Éolien et cryptomonnaies ne vont pas ensemble

En réaction au point de vue «L’énergie éolienne : vecteur de développement économique!» d’un collectif de maires de la Gaspésie et de la Côte Nord paru le 30 avril

Il est vrai que l’énergie éolienne a plutôt mauvaise presse. Les éoliennes dérangent, parce qu’elles font du bruit, qu’elles brisent le paysage naturel et surtout parce que leur bilan financier n’est pas toujours au pair de celui des grandes centrales hydroélectriques. Je salue donc l’initiative de ces politiciens qui vont à la défense de ce mode de production d’énergie propre et effectivement très complémentaire aux sources traditionnelles d’approvisionnement énergétique de notre Société d’État. Ils ont d’ailleurs parfaitement raison à mon avis de souligner combien les éoliennes permettent aux régions de participer activement à l’économie du Québec.

Par contre, là où je ne suis pas d’accord, c’est lorsqu’ils poussent un peu fort le bouchon en associant leur campagne aux chaînes de blocs, au secteur bancaire et à celui des assurances. Il s’agit à mon avis d’un mirage qui a réussi à séduire des élus en leur faisant miroiter une participation active aux nouvelles technologies. 

Ils n’ont pas compris que tout ce qu’on cherche à leur offrir, c’est de devenir des calorifères à ciel ouvert destinés à démontrer que des entreprises ont brûlé de l’énergie inutilement pour supporter leur participation à un système international de minage de cryptomonnaies. De tels systèmes ne pourront que s’effondrer lorsque les autorités publiques auront compris le stratagème et auront pris les moyens pour éradiquer cette «espèce envahissante» de notre paysage informatique et technologique.

La terminologie est pompeuse, on appelle ça maintenant des «chaînes de blocs», ça fait plus high-tech et moins spéculatif. Il était facile de les convaincre, on n’a eu qu’à leur dire qu’ils étaient assis sur une mine d’or et qu’on les aiderait à l’exploiter. De toute manière, ils comprenaient bien peu de choses dans tout ce charabia technologique, occupés qu’ils étaient à promouvoir le bien-être de leurs communautés. 

Il ne faut pas les blâmer, même les plus grands experts informatiques et monétaires se perdent en conjectures pour essayer de comprendre le phénomène.

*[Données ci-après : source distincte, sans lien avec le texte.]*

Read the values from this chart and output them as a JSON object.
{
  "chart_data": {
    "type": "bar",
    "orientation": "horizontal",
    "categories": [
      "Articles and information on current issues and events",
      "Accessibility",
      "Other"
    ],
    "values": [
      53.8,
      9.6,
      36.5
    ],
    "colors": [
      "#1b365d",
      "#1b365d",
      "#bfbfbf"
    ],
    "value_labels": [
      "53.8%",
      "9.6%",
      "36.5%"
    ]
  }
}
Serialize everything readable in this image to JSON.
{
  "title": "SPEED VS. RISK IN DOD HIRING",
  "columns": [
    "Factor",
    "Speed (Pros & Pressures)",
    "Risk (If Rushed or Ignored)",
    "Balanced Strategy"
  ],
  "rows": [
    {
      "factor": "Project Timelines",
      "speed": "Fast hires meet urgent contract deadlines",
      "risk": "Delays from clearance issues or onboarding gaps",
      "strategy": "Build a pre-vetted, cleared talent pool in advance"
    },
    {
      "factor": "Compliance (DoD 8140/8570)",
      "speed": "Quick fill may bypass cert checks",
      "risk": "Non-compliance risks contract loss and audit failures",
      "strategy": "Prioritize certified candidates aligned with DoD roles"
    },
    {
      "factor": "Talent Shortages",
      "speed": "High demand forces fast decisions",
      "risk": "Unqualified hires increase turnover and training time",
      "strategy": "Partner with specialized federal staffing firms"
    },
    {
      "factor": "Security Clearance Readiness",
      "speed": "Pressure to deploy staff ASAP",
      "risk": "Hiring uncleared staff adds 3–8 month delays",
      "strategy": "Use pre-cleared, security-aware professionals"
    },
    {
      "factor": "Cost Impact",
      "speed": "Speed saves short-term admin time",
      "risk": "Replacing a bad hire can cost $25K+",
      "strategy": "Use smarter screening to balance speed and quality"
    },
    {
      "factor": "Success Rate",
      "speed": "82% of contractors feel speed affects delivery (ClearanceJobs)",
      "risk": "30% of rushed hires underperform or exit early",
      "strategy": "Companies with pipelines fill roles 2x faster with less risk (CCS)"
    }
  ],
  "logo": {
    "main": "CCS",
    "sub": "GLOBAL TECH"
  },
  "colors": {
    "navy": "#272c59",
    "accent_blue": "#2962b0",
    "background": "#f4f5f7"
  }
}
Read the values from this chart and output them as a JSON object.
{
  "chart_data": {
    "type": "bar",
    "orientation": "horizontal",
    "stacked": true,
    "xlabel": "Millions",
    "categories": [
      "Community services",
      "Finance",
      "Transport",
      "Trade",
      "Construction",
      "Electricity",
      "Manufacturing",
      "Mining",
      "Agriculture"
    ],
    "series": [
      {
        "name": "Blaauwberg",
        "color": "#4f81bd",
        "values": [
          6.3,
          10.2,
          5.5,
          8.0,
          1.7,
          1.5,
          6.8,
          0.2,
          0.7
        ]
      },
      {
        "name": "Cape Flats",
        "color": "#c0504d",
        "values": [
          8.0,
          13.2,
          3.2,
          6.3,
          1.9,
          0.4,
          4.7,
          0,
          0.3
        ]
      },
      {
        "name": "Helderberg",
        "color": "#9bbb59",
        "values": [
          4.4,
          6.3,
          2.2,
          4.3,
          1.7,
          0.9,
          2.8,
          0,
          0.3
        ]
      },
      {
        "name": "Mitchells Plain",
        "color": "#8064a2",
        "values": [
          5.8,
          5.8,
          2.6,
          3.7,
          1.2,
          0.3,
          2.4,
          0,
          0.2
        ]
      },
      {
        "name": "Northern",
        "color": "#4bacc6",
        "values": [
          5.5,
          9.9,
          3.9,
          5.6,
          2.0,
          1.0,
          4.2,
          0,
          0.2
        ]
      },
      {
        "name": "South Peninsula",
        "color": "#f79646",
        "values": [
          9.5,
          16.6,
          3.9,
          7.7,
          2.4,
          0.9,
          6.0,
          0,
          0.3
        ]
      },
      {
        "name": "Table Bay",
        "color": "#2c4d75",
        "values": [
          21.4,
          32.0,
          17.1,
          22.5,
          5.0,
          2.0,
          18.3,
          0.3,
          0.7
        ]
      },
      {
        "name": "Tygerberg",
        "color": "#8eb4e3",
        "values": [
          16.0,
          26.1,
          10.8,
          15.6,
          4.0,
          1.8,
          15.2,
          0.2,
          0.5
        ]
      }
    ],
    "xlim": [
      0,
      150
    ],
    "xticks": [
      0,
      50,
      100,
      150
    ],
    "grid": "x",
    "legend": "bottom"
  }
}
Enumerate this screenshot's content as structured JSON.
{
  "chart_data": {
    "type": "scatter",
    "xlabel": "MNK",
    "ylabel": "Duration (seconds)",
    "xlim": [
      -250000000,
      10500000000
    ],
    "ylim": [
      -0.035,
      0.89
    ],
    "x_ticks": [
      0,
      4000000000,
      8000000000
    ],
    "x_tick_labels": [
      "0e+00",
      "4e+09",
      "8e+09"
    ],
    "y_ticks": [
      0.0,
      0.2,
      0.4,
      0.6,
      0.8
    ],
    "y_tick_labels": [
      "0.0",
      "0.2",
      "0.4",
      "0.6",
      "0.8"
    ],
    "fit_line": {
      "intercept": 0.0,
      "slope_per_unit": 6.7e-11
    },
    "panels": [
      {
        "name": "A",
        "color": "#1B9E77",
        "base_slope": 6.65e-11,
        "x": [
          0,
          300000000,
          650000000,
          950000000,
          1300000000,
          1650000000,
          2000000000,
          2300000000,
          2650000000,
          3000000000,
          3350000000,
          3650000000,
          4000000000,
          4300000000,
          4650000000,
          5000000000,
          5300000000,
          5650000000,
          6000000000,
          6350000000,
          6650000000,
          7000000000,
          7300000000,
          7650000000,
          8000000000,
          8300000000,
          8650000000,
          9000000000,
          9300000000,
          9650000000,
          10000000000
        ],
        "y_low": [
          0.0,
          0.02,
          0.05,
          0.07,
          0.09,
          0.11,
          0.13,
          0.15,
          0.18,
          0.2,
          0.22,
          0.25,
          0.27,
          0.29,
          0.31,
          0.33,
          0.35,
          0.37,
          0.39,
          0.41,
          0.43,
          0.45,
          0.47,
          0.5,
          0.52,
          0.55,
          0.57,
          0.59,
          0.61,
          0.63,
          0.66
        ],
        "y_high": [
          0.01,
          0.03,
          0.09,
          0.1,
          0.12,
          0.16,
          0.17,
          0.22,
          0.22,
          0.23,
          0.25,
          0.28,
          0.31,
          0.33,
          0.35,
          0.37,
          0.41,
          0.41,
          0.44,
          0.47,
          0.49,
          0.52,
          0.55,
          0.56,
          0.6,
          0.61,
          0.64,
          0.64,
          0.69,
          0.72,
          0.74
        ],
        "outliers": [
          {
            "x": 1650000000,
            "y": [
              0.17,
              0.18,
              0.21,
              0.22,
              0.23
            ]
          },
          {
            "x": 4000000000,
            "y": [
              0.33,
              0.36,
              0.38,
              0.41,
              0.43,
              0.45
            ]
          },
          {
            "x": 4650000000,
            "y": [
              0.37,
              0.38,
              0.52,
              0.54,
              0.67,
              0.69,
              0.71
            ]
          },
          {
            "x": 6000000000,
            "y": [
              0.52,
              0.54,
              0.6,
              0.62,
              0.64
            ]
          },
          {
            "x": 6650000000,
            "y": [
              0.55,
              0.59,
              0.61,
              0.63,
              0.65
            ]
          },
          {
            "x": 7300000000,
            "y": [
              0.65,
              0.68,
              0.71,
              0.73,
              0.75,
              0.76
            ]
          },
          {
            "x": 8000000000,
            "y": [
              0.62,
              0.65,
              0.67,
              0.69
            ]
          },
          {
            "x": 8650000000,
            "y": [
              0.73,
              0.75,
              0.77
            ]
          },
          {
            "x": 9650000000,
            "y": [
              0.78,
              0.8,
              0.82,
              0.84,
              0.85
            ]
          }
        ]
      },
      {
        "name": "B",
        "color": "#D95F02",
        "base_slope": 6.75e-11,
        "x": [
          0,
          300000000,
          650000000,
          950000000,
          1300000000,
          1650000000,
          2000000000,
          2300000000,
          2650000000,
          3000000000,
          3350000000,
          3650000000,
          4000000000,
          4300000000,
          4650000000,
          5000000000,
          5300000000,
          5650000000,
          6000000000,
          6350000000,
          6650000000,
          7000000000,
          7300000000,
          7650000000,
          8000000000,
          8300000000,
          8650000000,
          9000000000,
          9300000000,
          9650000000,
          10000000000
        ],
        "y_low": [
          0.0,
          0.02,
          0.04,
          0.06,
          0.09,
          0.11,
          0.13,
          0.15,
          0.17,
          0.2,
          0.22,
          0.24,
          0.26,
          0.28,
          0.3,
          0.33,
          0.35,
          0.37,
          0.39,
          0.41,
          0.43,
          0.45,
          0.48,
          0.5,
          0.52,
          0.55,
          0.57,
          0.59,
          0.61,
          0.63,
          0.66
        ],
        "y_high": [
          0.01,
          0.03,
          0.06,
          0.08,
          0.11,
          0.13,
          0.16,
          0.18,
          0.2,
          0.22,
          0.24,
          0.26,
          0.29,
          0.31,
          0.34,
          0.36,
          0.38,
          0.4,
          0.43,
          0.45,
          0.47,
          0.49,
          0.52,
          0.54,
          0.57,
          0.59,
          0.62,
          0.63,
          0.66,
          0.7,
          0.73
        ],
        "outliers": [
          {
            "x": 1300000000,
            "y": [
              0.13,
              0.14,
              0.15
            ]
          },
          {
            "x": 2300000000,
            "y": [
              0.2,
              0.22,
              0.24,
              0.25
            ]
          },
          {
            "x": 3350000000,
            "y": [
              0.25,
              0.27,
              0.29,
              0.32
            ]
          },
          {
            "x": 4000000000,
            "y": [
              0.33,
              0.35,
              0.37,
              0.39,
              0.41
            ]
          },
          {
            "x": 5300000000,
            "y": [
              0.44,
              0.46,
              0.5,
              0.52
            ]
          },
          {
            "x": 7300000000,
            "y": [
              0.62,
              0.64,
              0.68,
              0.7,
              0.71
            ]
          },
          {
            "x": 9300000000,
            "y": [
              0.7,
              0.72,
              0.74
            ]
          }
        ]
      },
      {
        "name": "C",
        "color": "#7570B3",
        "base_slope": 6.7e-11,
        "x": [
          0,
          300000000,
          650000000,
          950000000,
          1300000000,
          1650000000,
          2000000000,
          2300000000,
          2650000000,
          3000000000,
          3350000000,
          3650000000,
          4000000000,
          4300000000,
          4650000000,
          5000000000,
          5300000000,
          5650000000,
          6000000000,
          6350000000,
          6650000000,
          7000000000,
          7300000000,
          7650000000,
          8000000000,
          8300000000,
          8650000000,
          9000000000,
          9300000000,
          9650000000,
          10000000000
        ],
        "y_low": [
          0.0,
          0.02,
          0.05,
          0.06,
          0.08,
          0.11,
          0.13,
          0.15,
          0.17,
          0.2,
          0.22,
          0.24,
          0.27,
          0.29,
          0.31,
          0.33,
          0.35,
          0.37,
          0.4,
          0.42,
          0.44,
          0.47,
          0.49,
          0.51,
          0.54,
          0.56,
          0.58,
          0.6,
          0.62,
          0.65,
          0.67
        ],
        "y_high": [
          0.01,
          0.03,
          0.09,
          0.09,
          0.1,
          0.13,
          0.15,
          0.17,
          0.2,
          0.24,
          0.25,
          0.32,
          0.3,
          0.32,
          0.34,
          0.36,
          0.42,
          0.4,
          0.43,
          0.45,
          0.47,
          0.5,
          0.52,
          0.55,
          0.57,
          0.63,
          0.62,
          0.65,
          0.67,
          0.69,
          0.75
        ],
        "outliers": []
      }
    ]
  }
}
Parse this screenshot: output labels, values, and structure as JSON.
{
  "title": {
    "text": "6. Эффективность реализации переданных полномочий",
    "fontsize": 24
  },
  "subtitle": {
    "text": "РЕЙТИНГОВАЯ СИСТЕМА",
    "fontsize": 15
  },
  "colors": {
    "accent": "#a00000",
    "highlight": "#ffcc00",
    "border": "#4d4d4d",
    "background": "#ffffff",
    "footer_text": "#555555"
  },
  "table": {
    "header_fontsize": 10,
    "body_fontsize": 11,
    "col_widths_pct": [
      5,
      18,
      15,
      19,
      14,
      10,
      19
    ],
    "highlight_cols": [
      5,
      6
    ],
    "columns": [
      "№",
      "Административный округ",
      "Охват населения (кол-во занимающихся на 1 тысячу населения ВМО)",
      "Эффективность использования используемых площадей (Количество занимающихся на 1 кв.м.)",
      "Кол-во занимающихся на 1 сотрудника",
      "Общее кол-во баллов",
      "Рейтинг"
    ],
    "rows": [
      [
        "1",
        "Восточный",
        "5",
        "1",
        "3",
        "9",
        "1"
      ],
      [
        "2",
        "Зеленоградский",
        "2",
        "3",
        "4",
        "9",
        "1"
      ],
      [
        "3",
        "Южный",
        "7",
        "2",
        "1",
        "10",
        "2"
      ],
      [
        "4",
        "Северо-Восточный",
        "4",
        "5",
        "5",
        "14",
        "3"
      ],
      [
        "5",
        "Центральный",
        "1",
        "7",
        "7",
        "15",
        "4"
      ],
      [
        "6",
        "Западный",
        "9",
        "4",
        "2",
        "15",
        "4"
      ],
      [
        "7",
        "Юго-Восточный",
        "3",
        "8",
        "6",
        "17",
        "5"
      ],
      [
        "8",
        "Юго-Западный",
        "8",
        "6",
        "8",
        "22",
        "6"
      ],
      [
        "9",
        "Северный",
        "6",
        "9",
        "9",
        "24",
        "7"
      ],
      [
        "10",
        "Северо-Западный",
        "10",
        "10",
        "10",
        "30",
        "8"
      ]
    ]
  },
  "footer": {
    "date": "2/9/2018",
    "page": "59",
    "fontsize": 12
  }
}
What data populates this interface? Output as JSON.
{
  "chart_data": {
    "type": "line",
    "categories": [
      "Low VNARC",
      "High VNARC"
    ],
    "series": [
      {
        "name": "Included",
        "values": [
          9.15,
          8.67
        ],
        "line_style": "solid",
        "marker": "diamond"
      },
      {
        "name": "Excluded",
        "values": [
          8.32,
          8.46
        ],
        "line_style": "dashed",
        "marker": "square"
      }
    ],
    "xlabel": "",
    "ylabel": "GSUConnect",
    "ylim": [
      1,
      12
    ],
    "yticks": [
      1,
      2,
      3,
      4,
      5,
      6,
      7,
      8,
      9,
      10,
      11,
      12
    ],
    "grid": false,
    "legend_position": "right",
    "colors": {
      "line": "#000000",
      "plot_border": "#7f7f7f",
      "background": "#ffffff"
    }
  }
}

C’est tout à leur honneur de se porter à la défense de l’économie de leur région, mais ils sont malheureusement victimes de leur enthousiasme. L’éolien, c’est excellent, mais l’énergie qui en résulte mérite mieux que de «chauffer le dehors», comme disait ma grand-mère quand on laissait la porte ouverte en hiver. Parce qu’en fin de compte, ce n’est pas vrai que les ordinateurs ont besoin de térawattheures pour faire des calculs comptables et assurer la sécurité des transactions monétaires. Et ça, peut-être que ma grand-mère, dans sa grande sagesse, aurait pu le comprendre.